Frannie : Il n'y a pas de hasard dans la vie, et le hasard fait toujours bien les choses. C'est bien sûr beaucoup plus que la rencontre, l'histoire de la formation du groupe. Mais le hasard, c'est une façon de percevoir un peu tout ce qui peut nous arriver. On peut prendre pour acquis le développement de nos chansons ou de notre "carrière" comme étant le résultat d'actions et de pions posés, d'accords pensés ou d'arrangements travaillés. Mais on réalise que c'est vraiment très souvent un énorme et heureux hasard. J'aurais très bien pu être vétérinaire ou astronaute en ce moment... Je n'avais aucunement planifié être dans un groupe avec ces 3 individus à parcourir la planète, ça n'a vraiment aucun sens.

Je ne suis pas franchement bilingue, j'ai quand même réussi à traduire quelques paroles : elles n'ont pas l'air aussi joyeuses que la musique (notamment celles de "Shipwreck"). Comment qualifierez-vous vos textes ?

Frannie : Réalistes, mais naïfs et légers. Sans rentrer dans les grandes critiques sociales ou interpersonnelles, on jette un regard assez simple sur des situations ou observations du quotidien. On avait 21 ans lorsque ces paroles ont été écrites. Il n'y avait aucune prétention à penser qu'on avait quelque chose de plus qu'un autre à "dire". Alors on y est allé avec une autre approche. On joue beaucoup avec les langues et les textures pour s'amuser, un effet plus qu'un réel message.
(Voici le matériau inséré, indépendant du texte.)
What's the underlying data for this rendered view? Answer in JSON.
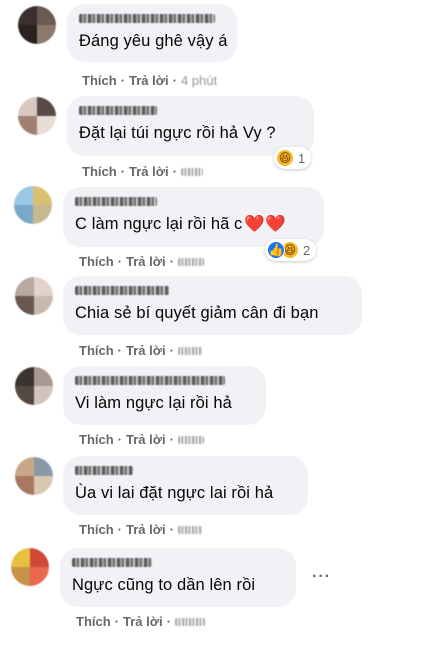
{
  "actions": {
    "like_label": "Thích",
    "reply_label": "Trả lời",
    "separator": "·"
  },
  "comments": [
    {
      "text": "Đáng yêu ghê vậy á",
      "time": "4 phút"
    },
    {
      "text": "Đặt lại túi ngực rồi hả Vy ?",
      "reaction_count": "1",
      "reaction_icon": "haha-reaction-icon"
    },
    {
      "text": "C làm ngực lại rồi hã c",
      "hearts": "❤️❤️",
      "reaction_count": "2",
      "reaction_icons": [
        "like-reaction-icon",
        "haha-reaction-icon"
      ]
    },
    {
      "text": "Chia sẻ bí quyết giảm cân đi bạn"
    },
    {
      "text": "Vi làm ngực lại rồi hả"
    },
    {
      "text": "Ùa vi lai đặt ngực lai rồi hả"
    },
    {
      "text": "Ngực cũng to dần lên rồi",
      "more_label": "···"
    }
  ],
  "colors": {
    "bubble": "#f0f2f5",
    "action_text": "#65676b",
    "like_blue": "#1877f2",
    "haha_yellow": "#f7b928",
    "heart_red": "#e41e3f"
  }
}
Un fond sensible que l'on aborde souvent qu'en surface. Mais ça, c'est souvent très québécois, on s'excuse d'avoir quelque chose à dire, on s'excuse de penser tout haut.

Y a-t-il des messages que vous aimeriez faire passer à votre public, à travers vos chansons ? Ou est-ce qu'il faut surtout se laisser emporter par l'ambiance de cette musique très éclectique ?
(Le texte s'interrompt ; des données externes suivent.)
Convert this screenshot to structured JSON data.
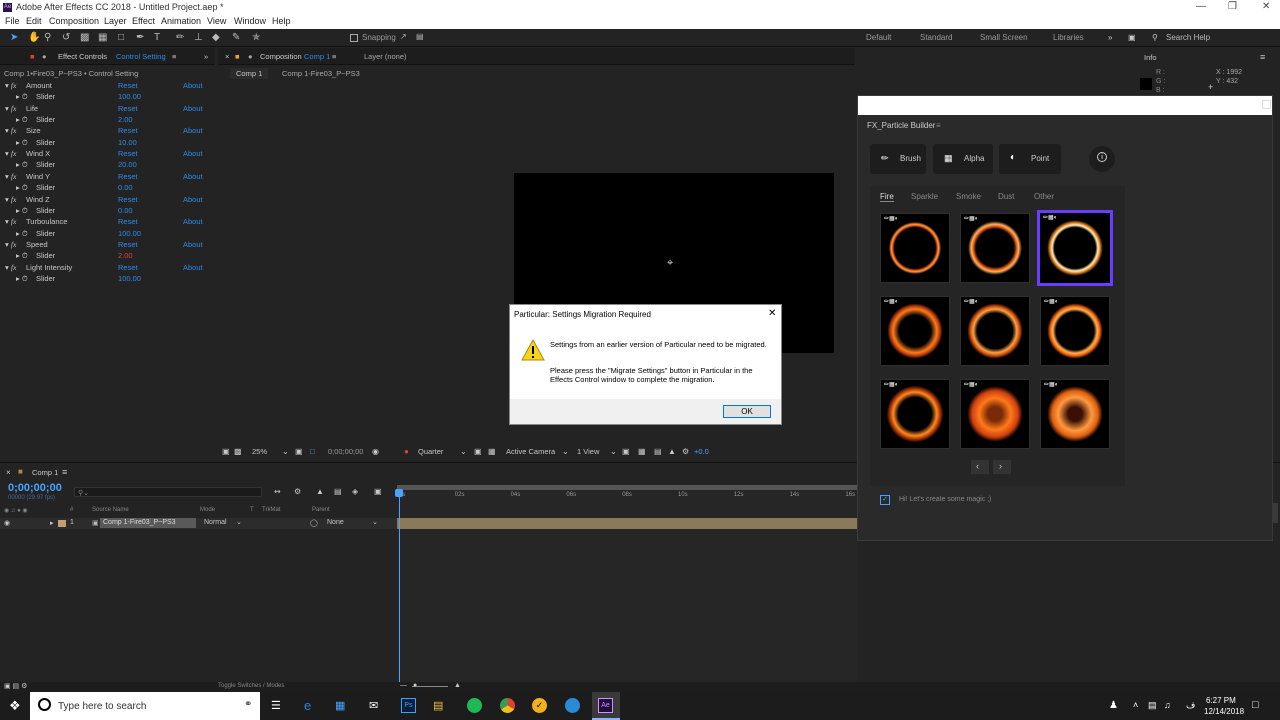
{
  "window": {
    "title": "Adobe After Effects CC 2018 - Untitled Project.aep *",
    "app_icon": "Ae"
  },
  "menu": [
    "File",
    "Edit",
    "Composition",
    "Layer",
    "Effect",
    "Animation",
    "View",
    "Window",
    "Help"
  ],
  "toolbar": {
    "snapping_label": "Snapping",
    "workspaces": [
      "Default",
      "Standard",
      "Small Screen",
      "Libraries"
    ],
    "search_placeholder": "Search Help"
  },
  "effect_controls": {
    "tab_label": "Effect Controls",
    "tab_highlight": "Control Setting",
    "header": "Comp 1•Fire03_P~PS3 • Control Setting",
    "reset_label": "Reset",
    "about_label": "About",
    "sub_label": "Slider",
    "effects": [
      {
        "name": "Amount",
        "value": "100.00"
      },
      {
        "name": "Life",
        "value": "2.00"
      },
      {
        "name": "Size",
        "value": "10.00"
      },
      {
        "name": "Wind X",
        "value": "20.00"
      },
      {
        "name": "Wind Y",
        "value": "0.00"
      },
      {
        "name": "Wind Z",
        "value": "0.00"
      },
      {
        "name": "Turboulance",
        "value": "100.00"
      },
      {
        "name": "Speed",
        "value": "2.00"
      },
      {
        "name": "Light Intensity",
        "value": "100.00"
      }
    ]
  },
  "composition": {
    "tab_label": "Composition",
    "tab_highlight": "Comp 1",
    "layer_tab": "Layer (none)",
    "breadcrumb": [
      "Comp 1",
      "Comp 1-Fire03_P~PS3"
    ],
    "zoom": "25%",
    "timecode": "0;00;00;00",
    "resolution": "Quarter",
    "camera": "Active Camera",
    "views": "1 View",
    "exposure": "+0.0"
  },
  "info": {
    "title": "Info",
    "r": "R :",
    "g": "G :",
    "b": "B :",
    "x": "X : 1992",
    "y": "Y : 432"
  },
  "dialog": {
    "title": "Particular: Settings Migration Required",
    "line1": "Settings from an earlier version of Particular need to be migrated.",
    "line2": "Please press the \"Migrate Settings\" button in Particular in the Effects Control window to complete the migration.",
    "ok": "OK"
  },
  "particle_builder": {
    "title": "FX_Particle Builder",
    "buttons": [
      "Brush",
      "Alpha",
      "Point"
    ],
    "categories": [
      "Fire",
      "Sparkle",
      "Smoke",
      "Dust",
      "Other"
    ],
    "active_category": "Fire",
    "footer_text": "Hi! Let's create some magic ;)",
    "selected_index": 2,
    "thumbs": 9
  },
  "timeline": {
    "comp_tab": "Comp 1",
    "timecode": "0;00;00;00",
    "fps": "00000 (29.97 fps)",
    "columns": [
      "#",
      "Source Name",
      "Mode",
      "T",
      "TrkMat",
      "Parent"
    ],
    "ruler": [
      "0s",
      "02s",
      "04s",
      "06s",
      "08s",
      "10s",
      "12s",
      "14s",
      "16s"
    ],
    "layers": [
      {
        "num": "1",
        "name": "Comp 1-Fire03_P~PS3",
        "mode": "Normal",
        "parent": "None"
      }
    ],
    "toggle_label": "Toggle Switches / Modes"
  },
  "taskbar": {
    "search_placeholder": "Type here to search",
    "time": "6:27 PM",
    "date": "12/14/2018",
    "lang": "ف"
  },
  "colors": {
    "accent": "#2d8ceb",
    "selection": "#6a3cff",
    "fire": "#ff7a18"
  }
}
Frannie : Je crois qu'on le vit tous un peu d'une manière différente.

Mais personnellement, c'est l'ambiance et l'énergie que je veux transmettre au public plus qu'un message. La musique que j'ai écoutée dans ma vie a toujours agi comme trame sonore qui ponctuait mes propres péripéties, servait à rajouter une émotion ou canaliser un évènement vécu. Notre album, c'est un "road trip" qui peut aller dans tous les sens. Tu le moules et le plies à la guise de ton vécu...
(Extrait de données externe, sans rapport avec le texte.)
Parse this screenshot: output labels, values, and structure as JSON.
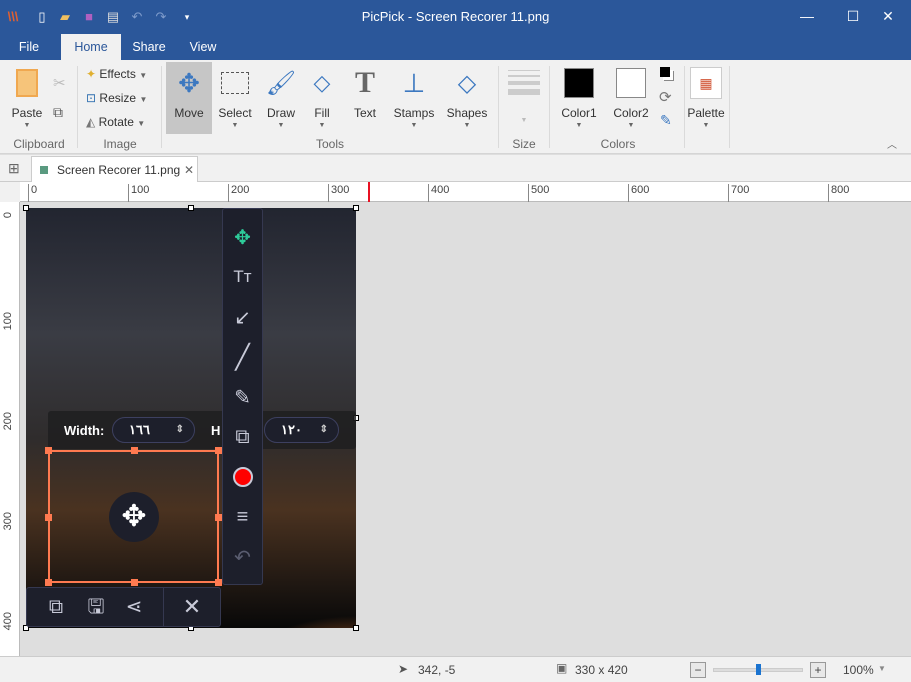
{
  "window": {
    "title": "PicPick - Screen Recorer 11.png"
  },
  "quick_access": [
    "app-logo-icon",
    "new-icon",
    "open-icon",
    "save-icon",
    "print-icon",
    "undo-icon",
    "redo-icon",
    "customize-icon"
  ],
  "ribbon_tabs": [
    {
      "label": "File"
    },
    {
      "label": "Home",
      "active": true
    },
    {
      "label": "Share"
    },
    {
      "label": "View"
    }
  ],
  "ribbon": {
    "clipboard": {
      "paste": "Paste",
      "group": "Clipboard"
    },
    "image": {
      "effects": "Effects",
      "resize": "Resize",
      "rotate": "Rotate",
      "group": "Image"
    },
    "tools": {
      "move": "Move",
      "select": "Select",
      "draw": "Draw",
      "fill": "Fill",
      "text": "Text",
      "stamps": "Stamps",
      "shapes": "Shapes",
      "group": "Tools"
    },
    "size": {
      "group": "Size"
    },
    "colors": {
      "color1": "Color1",
      "color2": "Color2",
      "group": "Colors",
      "color1_value": "#000000",
      "color2_value": "#ffffff"
    },
    "palette": {
      "label": "Palette"
    }
  },
  "document_tab": {
    "label": "Screen Recorer 11.png"
  },
  "ruler": {
    "h_labels": [
      "0",
      "100",
      "200",
      "300",
      "400",
      "500",
      "600",
      "700",
      "800"
    ],
    "v_labels": [
      "0",
      "100",
      "200",
      "300",
      "400"
    ],
    "marker_color": "#e81123"
  },
  "overlay": {
    "width_label": "Width:",
    "width_value": "١٦٦",
    "height_label": "H",
    "height_value": "١٢٠",
    "selection_color": "#ff7a50",
    "record_color": "#ff0000",
    "move_color": "#2ecc9a"
  },
  "status": {
    "cursor": "342, -5",
    "image_size": "330 x 420",
    "zoom": "100%",
    "zoom_level": 0.5
  }
}
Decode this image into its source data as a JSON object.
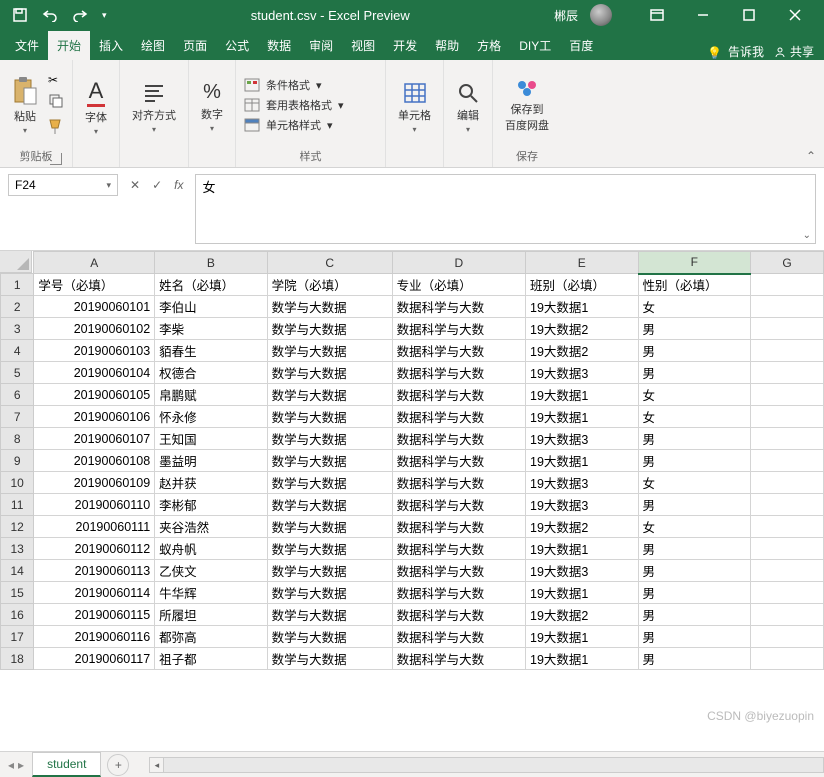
{
  "titlebar": {
    "filename": "student.csv",
    "app_suffix": " - Excel Preview",
    "username": "郴辰"
  },
  "tabs": {
    "file": "文件",
    "home": "开始",
    "insert": "插入",
    "draw": "绘图",
    "layout": "页面",
    "formulas": "公式",
    "data": "数据",
    "review": "审阅",
    "view": "视图",
    "dev": "开发",
    "help": "帮助",
    "fangge": "方格",
    "diy": "DIY工",
    "baidu": "百度",
    "tellme": "告诉我",
    "share": "共享"
  },
  "ribbon": {
    "clipboard": {
      "paste": "粘贴",
      "label": "剪贴板"
    },
    "font": {
      "btn": "字体",
      "label": "字体",
      "glyph": "A"
    },
    "align": {
      "btn": "对齐方式",
      "label": ""
    },
    "number": {
      "btn": "数字",
      "label": "",
      "glyph": "%"
    },
    "styles": {
      "cond": "条件格式",
      "table": "套用表格格式",
      "cell": "单元格样式",
      "label": "样式"
    },
    "cells": {
      "btn": "单元格"
    },
    "editing": {
      "btn": "编辑"
    },
    "save": {
      "btn": "保存到\n百度网盘",
      "label": "保存"
    }
  },
  "formula_bar": {
    "name_box": "F24",
    "value": "女"
  },
  "columns": [
    "A",
    "B",
    "C",
    "D",
    "E",
    "F",
    "G"
  ],
  "headers": {
    "A": "学号（必填）",
    "B": "姓名（必填）",
    "C": "学院（必填）",
    "D": "专业（必填）",
    "E": "班别（必填）",
    "F": "性别（必填）"
  },
  "rows": [
    {
      "id": "20190060101",
      "name": "李伯山",
      "college": "数学与大数据",
      "major": "数据科学与大数",
      "class_": "19大数据1",
      "gender": "女"
    },
    {
      "id": "20190060102",
      "name": "李柴",
      "college": "数学与大数据",
      "major": "数据科学与大数",
      "class_": "19大数据2",
      "gender": "男"
    },
    {
      "id": "20190060103",
      "name": "貊春生",
      "college": "数学与大数据",
      "major": "数据科学与大数",
      "class_": "19大数据2",
      "gender": "男"
    },
    {
      "id": "20190060104",
      "name": "权德合",
      "college": "数学与大数据",
      "major": "数据科学与大数",
      "class_": "19大数据3",
      "gender": "男"
    },
    {
      "id": "20190060105",
      "name": "帛鹏赋",
      "college": "数学与大数据",
      "major": "数据科学与大数",
      "class_": "19大数据1",
      "gender": "女"
    },
    {
      "id": "20190060106",
      "name": "怀永修",
      "college": "数学与大数据",
      "major": "数据科学与大数",
      "class_": "19大数据1",
      "gender": "女"
    },
    {
      "id": "20190060107",
      "name": "王知国",
      "college": "数学与大数据",
      "major": "数据科学与大数",
      "class_": "19大数据3",
      "gender": "男"
    },
    {
      "id": "20190060108",
      "name": "墨益明",
      "college": "数学与大数据",
      "major": "数据科学与大数",
      "class_": "19大数据1",
      "gender": "男"
    },
    {
      "id": "20190060109",
      "name": "赵并获",
      "college": "数学与大数据",
      "major": "数据科学与大数",
      "class_": "19大数据3",
      "gender": "女"
    },
    {
      "id": "20190060110",
      "name": "李彬郁",
      "college": "数学与大数据",
      "major": "数据科学与大数",
      "class_": "19大数据3",
      "gender": "男"
    },
    {
      "id": "20190060111",
      "name": "夹谷浩然",
      "college": "数学与大数据",
      "major": "数据科学与大数",
      "class_": "19大数据2",
      "gender": "女"
    },
    {
      "id": "20190060112",
      "name": "蚁舟帆",
      "college": "数学与大数据",
      "major": "数据科学与大数",
      "class_": "19大数据1",
      "gender": "男"
    },
    {
      "id": "20190060113",
      "name": "乙侠文",
      "college": "数学与大数据",
      "major": "数据科学与大数",
      "class_": "19大数据3",
      "gender": "男"
    },
    {
      "id": "20190060114",
      "name": "牛华辉",
      "college": "数学与大数据",
      "major": "数据科学与大数",
      "class_": "19大数据1",
      "gender": "男"
    },
    {
      "id": "20190060115",
      "name": "所履坦",
      "college": "数学与大数据",
      "major": "数据科学与大数",
      "class_": "19大数据2",
      "gender": "男"
    },
    {
      "id": "20190060116",
      "name": "都弥高",
      "college": "数学与大数据",
      "major": "数据科学与大数",
      "class_": "19大数据1",
      "gender": "男"
    },
    {
      "id": "20190060117",
      "name": "祖子都",
      "college": "数学与大数据",
      "major": "数据科学与大数",
      "class_": "19大数据1",
      "gender": "男"
    }
  ],
  "sheet_tab": "student",
  "watermark": "CSDN @biyezuopin"
}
Vous avez eu de nombreuses récompenses au Canada. Est-ce que votre album connaît le même succès sur le continent européen ?

Frannie : C'est difficile de saisir la réaction sur un sol étranger. L'industrie fonctionne complètement différemment d'abord, et ensuite on ne reçoit pas un feedback constamment comme au Québec. On est beaucoup plus actifs à Québec puisqu'on y habite, et la majorité des prix récoltés furent reliés à nos performances lives (notre live est d'ailleurs ce dont on est le plus fier au sein du groupe). En même temps, lorsque l'on vient en Europe, tout est plus gros. Les auditeurs à la radio se comptent en millions (on n'est même pas 10 millions dans tout le Québec), les groupes avec lesquels on joue en Europe sont très connus, et la réaction immédiate du public est vraiment énorme. Comme s'ils étaient moins habitués en Europe à ce genre d'énergie flambloyante sur scène provenant de deux filles à l'avant-plan...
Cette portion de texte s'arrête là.